David Carcamo (The Johns Hopkins University; advisor Mukund Rangamani focused on understanding black holes in anti-de Sitter (AdS) spacetime. AdS spacetime has a negative cosmological constant, in contrast to our universe. However, there is a formal correspondence between the behavior of a black hole in AdS spacetime and conformal field theory, which has been exploited to gain better physical insight into a number of theoretical problems ranging from cosmology to condensed matter physics. This project specifically developed a method to 'image' AdS black holes by determining how the paths of photons travelling near a black hole are bent, in four and five dimensions of spacetime.

Nuclear magnetic resonance (NMR) measurements involve displacing spins from alignment with a magnetic field and tracking their orientation as they relax back to the aligned configuration. In condensed matter systems, this sometimes reveals inhomogeneous behavior, which may arise due to complex competing interactions. In such cases, the relaxation dynamics often exhibits a distribution of relaxation rates, rather than a single time scale. Hyeonseon Choi (SUNY Polytechnic Institute, College of Nanoscale Science and Engineering; advisor Nicholas Curro investigated a novel approach to obtain this distribution of relaxation rates from experimental data. This project evaluated the effectiveness of the inverse Laplace transform technique for various known distributions, and estimated how much experimental precision is necessary to accurately obtain the distributions.

Dhruva Karkada (University of Texas, Austin; advisor Jim Crutchfield investigated how quantum information is lost to a thermal bath through decoherence. An isolated quantum bit will undergo unitary evolution under the Schrodinger equation, but in real systems it is also coupled with an environment that gives rise to stochastic dynamics. This behavior is often modeled in terms of a density matrix, and the project developed methods to visualize the dynamics in Hilbert space and how the information content evolves.

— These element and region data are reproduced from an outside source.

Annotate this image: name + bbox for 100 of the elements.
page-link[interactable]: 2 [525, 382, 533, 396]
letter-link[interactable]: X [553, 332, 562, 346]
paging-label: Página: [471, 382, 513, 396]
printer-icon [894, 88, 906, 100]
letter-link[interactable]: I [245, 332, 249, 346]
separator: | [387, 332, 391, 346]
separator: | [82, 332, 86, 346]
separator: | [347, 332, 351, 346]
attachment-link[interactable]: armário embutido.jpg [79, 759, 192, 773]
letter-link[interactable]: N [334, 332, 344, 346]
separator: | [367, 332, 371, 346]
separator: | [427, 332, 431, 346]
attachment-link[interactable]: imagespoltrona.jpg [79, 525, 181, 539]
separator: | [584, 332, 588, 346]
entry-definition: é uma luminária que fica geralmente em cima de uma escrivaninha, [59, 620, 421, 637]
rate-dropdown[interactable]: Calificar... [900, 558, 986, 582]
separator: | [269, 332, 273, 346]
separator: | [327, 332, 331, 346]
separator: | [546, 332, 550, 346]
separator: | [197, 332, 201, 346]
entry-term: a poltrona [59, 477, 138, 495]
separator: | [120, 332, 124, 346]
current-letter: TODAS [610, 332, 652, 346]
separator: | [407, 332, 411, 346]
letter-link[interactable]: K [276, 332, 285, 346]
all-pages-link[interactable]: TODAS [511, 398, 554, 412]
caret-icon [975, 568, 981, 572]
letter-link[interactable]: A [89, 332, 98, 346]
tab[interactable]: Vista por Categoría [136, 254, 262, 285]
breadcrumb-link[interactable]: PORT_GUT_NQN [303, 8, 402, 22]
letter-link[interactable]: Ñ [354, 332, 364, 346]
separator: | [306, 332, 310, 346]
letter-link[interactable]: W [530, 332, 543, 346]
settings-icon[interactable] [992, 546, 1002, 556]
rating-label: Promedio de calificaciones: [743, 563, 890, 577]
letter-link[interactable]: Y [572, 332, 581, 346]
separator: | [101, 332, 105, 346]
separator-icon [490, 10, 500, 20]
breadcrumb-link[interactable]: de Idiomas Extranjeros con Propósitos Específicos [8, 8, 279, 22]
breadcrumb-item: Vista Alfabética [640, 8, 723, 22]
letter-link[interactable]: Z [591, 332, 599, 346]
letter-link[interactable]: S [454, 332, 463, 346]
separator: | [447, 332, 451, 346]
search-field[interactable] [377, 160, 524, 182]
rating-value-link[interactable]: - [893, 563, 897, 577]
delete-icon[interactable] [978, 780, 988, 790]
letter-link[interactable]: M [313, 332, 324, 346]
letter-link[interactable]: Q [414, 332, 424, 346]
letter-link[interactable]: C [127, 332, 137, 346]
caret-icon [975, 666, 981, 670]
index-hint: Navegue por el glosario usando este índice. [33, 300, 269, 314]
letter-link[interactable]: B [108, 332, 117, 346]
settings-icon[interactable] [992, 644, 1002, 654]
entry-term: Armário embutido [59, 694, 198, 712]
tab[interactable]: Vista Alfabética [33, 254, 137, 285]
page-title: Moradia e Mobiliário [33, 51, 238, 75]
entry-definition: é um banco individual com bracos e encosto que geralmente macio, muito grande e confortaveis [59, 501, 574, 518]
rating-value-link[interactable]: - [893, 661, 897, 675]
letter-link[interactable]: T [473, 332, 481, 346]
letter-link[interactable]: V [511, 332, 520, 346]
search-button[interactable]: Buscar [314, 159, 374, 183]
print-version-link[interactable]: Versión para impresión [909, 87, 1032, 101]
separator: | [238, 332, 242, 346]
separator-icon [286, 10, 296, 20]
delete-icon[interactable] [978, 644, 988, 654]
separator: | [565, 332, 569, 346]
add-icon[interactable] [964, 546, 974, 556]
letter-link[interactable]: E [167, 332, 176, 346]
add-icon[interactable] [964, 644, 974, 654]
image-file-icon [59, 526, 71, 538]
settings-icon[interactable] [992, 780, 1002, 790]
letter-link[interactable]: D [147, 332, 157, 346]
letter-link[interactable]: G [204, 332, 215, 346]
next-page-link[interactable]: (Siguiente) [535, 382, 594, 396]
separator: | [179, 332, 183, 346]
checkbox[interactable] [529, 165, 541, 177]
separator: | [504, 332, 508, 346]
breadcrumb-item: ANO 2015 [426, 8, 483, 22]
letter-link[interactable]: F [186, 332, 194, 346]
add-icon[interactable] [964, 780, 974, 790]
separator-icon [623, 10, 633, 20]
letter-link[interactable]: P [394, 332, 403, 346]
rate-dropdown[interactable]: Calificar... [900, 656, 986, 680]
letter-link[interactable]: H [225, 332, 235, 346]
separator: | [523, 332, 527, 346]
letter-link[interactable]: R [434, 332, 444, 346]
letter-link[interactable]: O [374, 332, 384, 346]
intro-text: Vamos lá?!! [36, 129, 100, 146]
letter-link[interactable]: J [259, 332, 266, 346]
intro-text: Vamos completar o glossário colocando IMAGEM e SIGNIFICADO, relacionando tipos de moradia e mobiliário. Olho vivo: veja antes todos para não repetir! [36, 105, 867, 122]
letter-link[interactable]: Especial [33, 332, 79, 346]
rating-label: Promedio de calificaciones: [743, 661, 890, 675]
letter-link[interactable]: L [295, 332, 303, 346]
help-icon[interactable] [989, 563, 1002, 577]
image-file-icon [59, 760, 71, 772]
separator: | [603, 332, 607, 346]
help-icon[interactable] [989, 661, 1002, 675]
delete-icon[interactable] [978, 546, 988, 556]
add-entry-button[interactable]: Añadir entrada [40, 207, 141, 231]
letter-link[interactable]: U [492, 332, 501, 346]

Velocity field of a bent superfluid vortex, along a particular planar slice of space

The behavior of fluids can be modelled numerically with the Navier-Stokes equation, which includes the dissipative effects of fluid viscosity. In a superfluid the viscosity vanishes, leading to much simpler equations and novel physical effects. In particular circular motion of the fluid occurs only through vortices with quantized values of angular momentum. These vortices define the entire velocity field of the helium, which changes as the vortices themselves move within the fluid. Colleen Lindenau (Stockton University; advisor Rena Zieve studied the behavior of a vortex in a specific geometry used for experimental measurements. She numerically solved the Laplace equation to satisfy the boundary conditions governing the fluid flow. Her results were promising for being able to incorporate the Laplace solution, in a numerically practical manner, into a simulation of vortex dynamics.